Devoir de Mémoire

Vous avez dit "Pieds-noirs"     (2)

Seuls nos étrangers utilisaient ce nom, détesté par celui qui le recevaient. D'anciens Français métropolitains, présents depuis 40 ans chez nous, fuyaient notre contact de peur d'être gangrenés. Un Juif d'Algérie, oubliant dans sa peur sa francisation de 1870, s'est défendu aussi: "nous étions ici avant vous, nous ne sommes pas des "Pieds-noirs". Ceux qui étaient partis avant la tourmente, osant renier leur race, source d'em..bêtements, affirment sans complexe: "nous étions en France avant les événements", ou encore "nous sommes ici depuis longtemps", comptant ainsi s'exclure de la condition "pieds-noirs", dégradante à leurs yeux. Amplifiant la césure cherchée du terroriste, le système coupe en deux l'ensemble algérianiste. Les amis de la veille deviennent ennemis, écartent l'étoile jaune des nouveaux condamnés. Quelles conditions, donc, fallait-il remplir, pour mériter cette punition? Ainsi dans une famille, l'un des fils est "Pieds-noirs" et l'autre ne l'est pas, suivant qu'il soit né ici ou là-bas?

Une règle informelle nous contamine ou pas et baudets de la fable, on nous montre du doigt. Fallait-il être de ceux qui souffrant le martyr, ont été torturés, entassés en bateau? Dans un commun accord, fellouzes, barbouzes, métropolitains ont bouffé du "pieds-noirs". Dieu triera les siens, la France non... Quelle marque uniforme aurions-nous portée, en ce pays sans nation, vacant depuis les Romains, qui en avaient fait la plus riche contrée agricole de l'Occident. Désertifiée par les moutons et les chameaux des maures nomades, cette contrée ne servait que de base portuaire pour les pirates Turco-Barbaresques. Les Européens naturalisés automatiquement depuis 1889, insatisfaits des incertitudes de la France quant à leur avenir, étaient tentés par une séparation, envisageant même une sécession de la part des italiens et Espagnols, tandis que les autochtones, abandonnés par les Turcs, renonçaient dès 1900 à l'espoir d'un "Mahdi", sorte de Messie qui les prendrait en charge.

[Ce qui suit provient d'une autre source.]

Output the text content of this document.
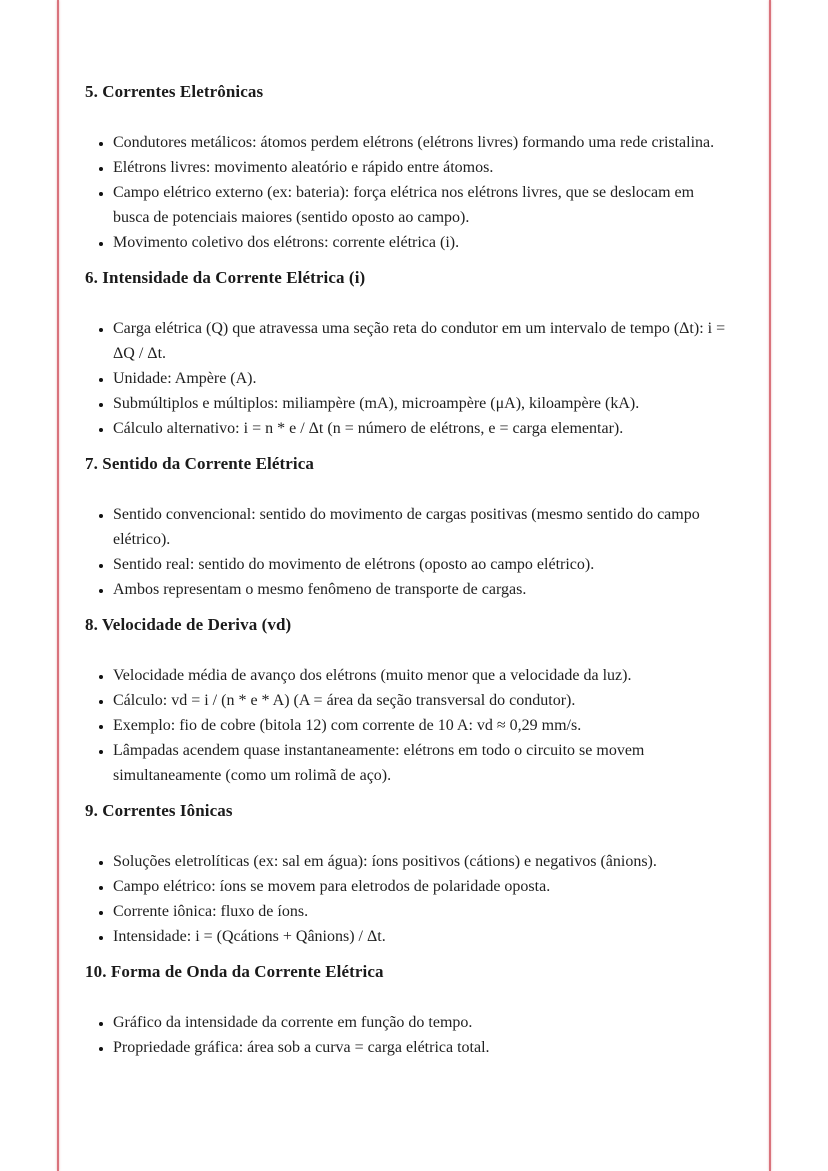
5. Correntes Eletrônicas
• Condutores metálicos: átomos perdem elétrons (elétrons livres) formando uma rede cristalina.
• Elétrons livres: movimento aleatório e rápido entre átomos.
• Campo elétrico externo (ex: bateria): força elétrica nos elétrons livres, que se deslocam em busca de potenciais maiores (sentido oposto ao campo).
• Movimento coletivo dos elétrons: corrente elétrica (i).
6. Intensidade da Corrente Elétrica (i)
• Carga elétrica (Q) que atravessa uma seção reta do condutor em um intervalo de tempo (Δt): i = ΔQ / Δt.
• Unidade: Ampère (A).
• Submúltiplos e múltiplos: miliampère (mA), microampère (μA), kiloampère (kA).
• Cálculo alternativo: i = n * e / Δt (n = número de elétrons, e = carga elementar).
7. Sentido da Corrente Elétrica
• Sentido convencional: sentido do movimento de cargas positivas (mesmo sentido do campo elétrico).
• Sentido real: sentido do movimento de elétrons (oposto ao campo elétrico).
• Ambos representam o mesmo fenômeno de transporte de cargas.
8. Velocidade de Deriva (vd)
• Velocidade média de avanço dos elétrons (muito menor que a velocidade da luz).
• Cálculo: vd = i / (n * e * A) (A = área da seção transversal do condutor).
• Exemplo: fio de cobre (bitola 12) com corrente de 10 A: vd ≈ 0,29 mm/s.
• Lâmpadas acendem quase instantaneamente: elétrons em todo o circuito se movem simultaneamente (como um rolimã de aço).
9. Correntes Iônicas
• Soluções eletrolíticas (ex: sal em água): íons positivos (cátions) e negativos (ânions).
• Campo elétrico: íons se movem para eletrodos de polaridade oposta.
• Corrente iônica: fluxo de íons.
• Intensidade: i = (Qcátions + Qânions) / Δt.
10. Forma de Onda da Corrente Elétrica
• Gráfico da intensidade da corrente em função do tempo.
• Propriedade gráfica: área sob a curva = carga elétrica total.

Quelque chef de tribu essayait ça et là, puis Ferhat Abbas, député Franco-algérienno-arabe, demandait, pour ses coreligionnaires, l'intégration complète dans la nationalité française, puis depuis le refus vers 1930, songeait à une nation algérienne, non sans avoir déclaré: "j'ai cherché l'Algérie dans les cimetières, je ne l'ai jamais trouvée". L'administration a choisi, pour désigner les Français d'Indochine, de Syrie, de Tunisie et du Maroc, le terme de rapatriés d'outre-mer. C'était acceptable parce que ces malheureuses personnes déplacées venaient d'un ailleurs où notre présence n'était que provisoire. Pour l'Algérie c'était différent; successivement les gouvernements avaient déclaré solennellement qu'elle faisait partie intégrante de la France. Administrativement elle était composée de départements français, les habitants possédaient tous la nationalité française et le droit de vote (in extremis lorsqu'il était trop tard). La France devait être indivisible de Dunkerque à Tamanrasset.

Abstraitement, pour tous ces Français (d'origine ou d'adoption) la patrie était indubitablement la France. Ce mythe, entretenu par nos éducateurs, est exacerbé par le fait qu'il est lointain, inaccessible. Pour ces petites gens constituant la majorité de la population, les Français métropolitains représentent la race supérieure, ceux qu'on trouve le plus souvent dans l'encadrement, l'école, l'armée, l'administration ou l'entreprise importante, ceux qui parle le français sans accent et se moquent de notre pataouète. On ne parla d'égalité qu'au moment des guerres européennes; le casque militaire va aussi bien aux chéchias, aux casquettes, qu'aux bérets franchouillards. Parce qu'appartenant à un peuple cosmopolite, comme tous les polyglottes, nous avons inventé un jargon, le sabir, où chacun a conservé ses expressions idiomatiques. Concrètement, la Patrie c'est surtout la Nation, le Pays auquel on a le sentiment d'appartenir, là, où nous sommes nés, où sont enterrés nos parents, où vit notre famille, où on se sent chez soi.